Luc Besson quickly became a prominent auteur director in the early 90’s and had some really big success with films like Léon and The Fifth Element. In recent years he's taken more of a producer/writer role, but still helped define the action genre in his own way. He is the creative mind behind films like Taken and The Transporter. Besson has directed a few movies in the past few years such as Angel-A, The Lady and The Family. However, he hasn’t really returned to the action genre as a director until now. Also, when you get a Luc Besson film you are more than likely going to have an Eric Serra score. Serra has composed almost every one of Besson’s films, and his scores for Léon and The Fifth Element were an incredible display of his musical voice. Serra was also chosen to bring new life the James Bond franchise in GoldenEye. That didn’t go according to plan for the producers, but his score there became an iconic modern representation of Bond that was reflected in the popular video game as well. Lucy brings Serra back to a territory where he strives in, and that’s Besson directed sci-fi. Lucy may not be a perfect score, but it has enough style and flair to make it a more than entertaining experience.
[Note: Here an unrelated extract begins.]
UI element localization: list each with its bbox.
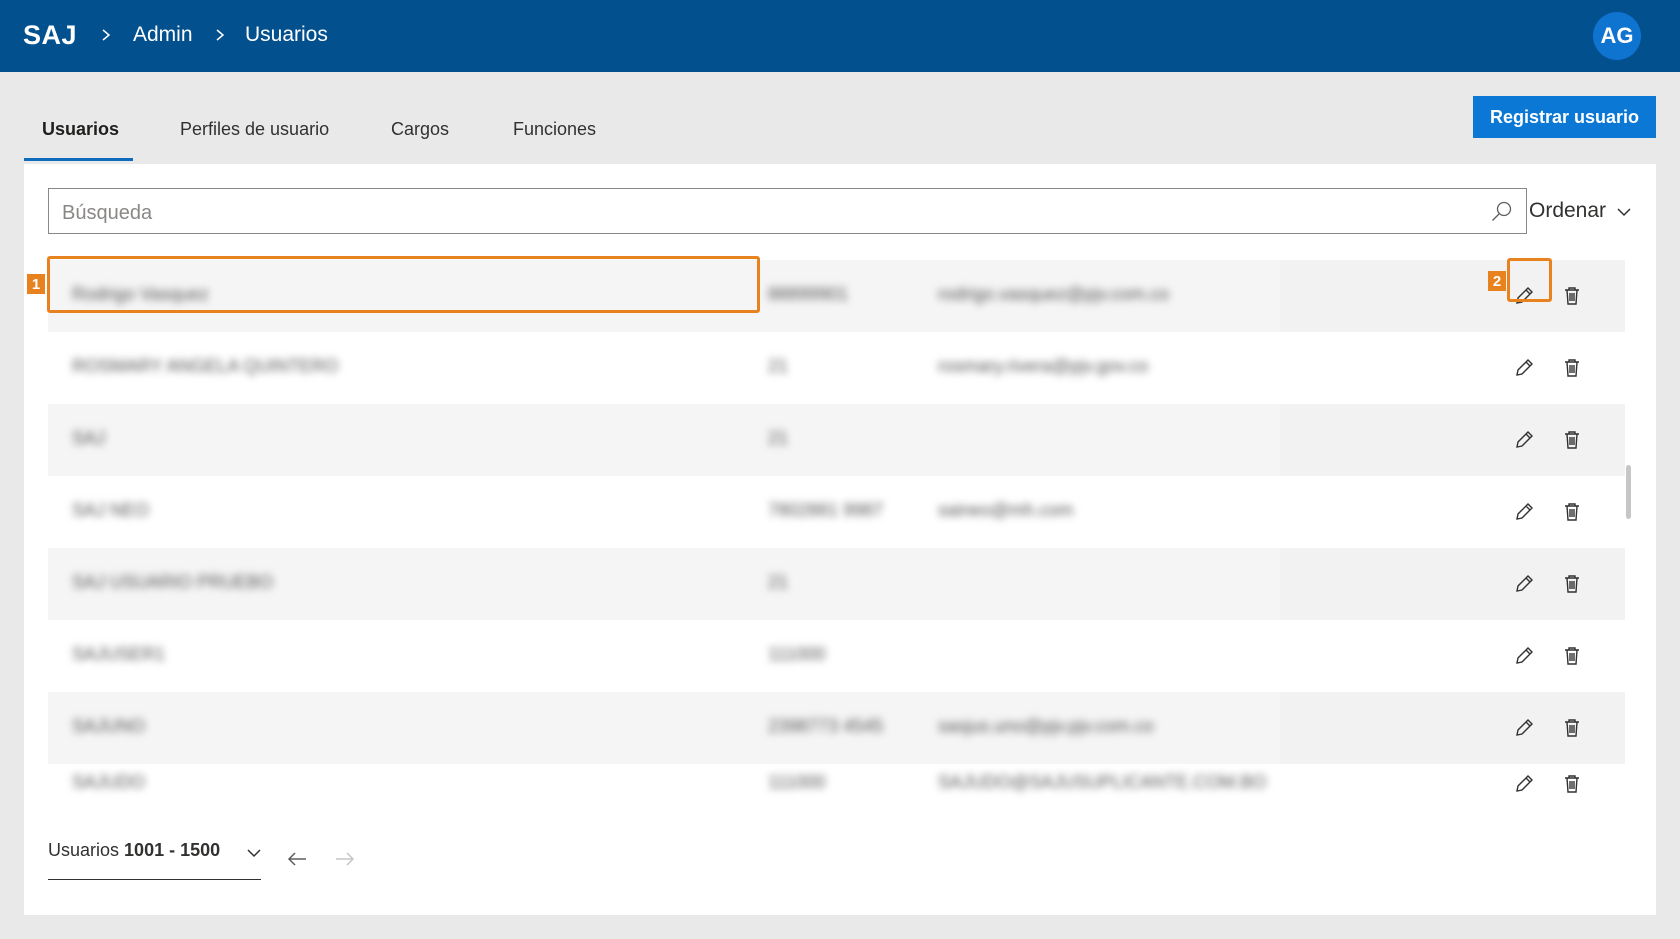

The score for Lucy gains strength as it progresses along. We start as a typical sort of electronic droning suspense score, then Serra supports the action with some interesting textures. Serra’s style is all over the score, and for me it was almost like a trip back to scores like GoldenEye and The Fifth Element in the best way possible. He is able to build some effective moments even if the cohesive body of the score has a hard time sticking together. There's a lacking thematic structure to whole journey. Some of the synths and sounds have a little 80’s flavor to it, and it gives the score just the right amount of a sci-fi kick. In all honestly, I feel like the music could have been even more stylized. I think the weakness of the score lies in its lack of a lasting impact. I didn’t feel absorbed fully until the last third or so, and if it takes that long to finally get on track then the whole experience won’t be a memorable one. It’s still an entertaining ride though, and it has plenty of great standout moments.

Lucy is not the full-form Serra we heard in scores like Léon and The Fifth Element, but it’s still hearing a veteran auteur hitting some fun strides with a director he’s been working with his entire career. There’s nothing to hate about Lucy’s stylistic score, but it doesn’t offer anything to take with you beyond listening to it in the moment. There are some great melodic points that will pull you in, but not enough of them. This is a score that needed some more stylization to make it stand out, but it’s still a fine Eric Serra score as it stands.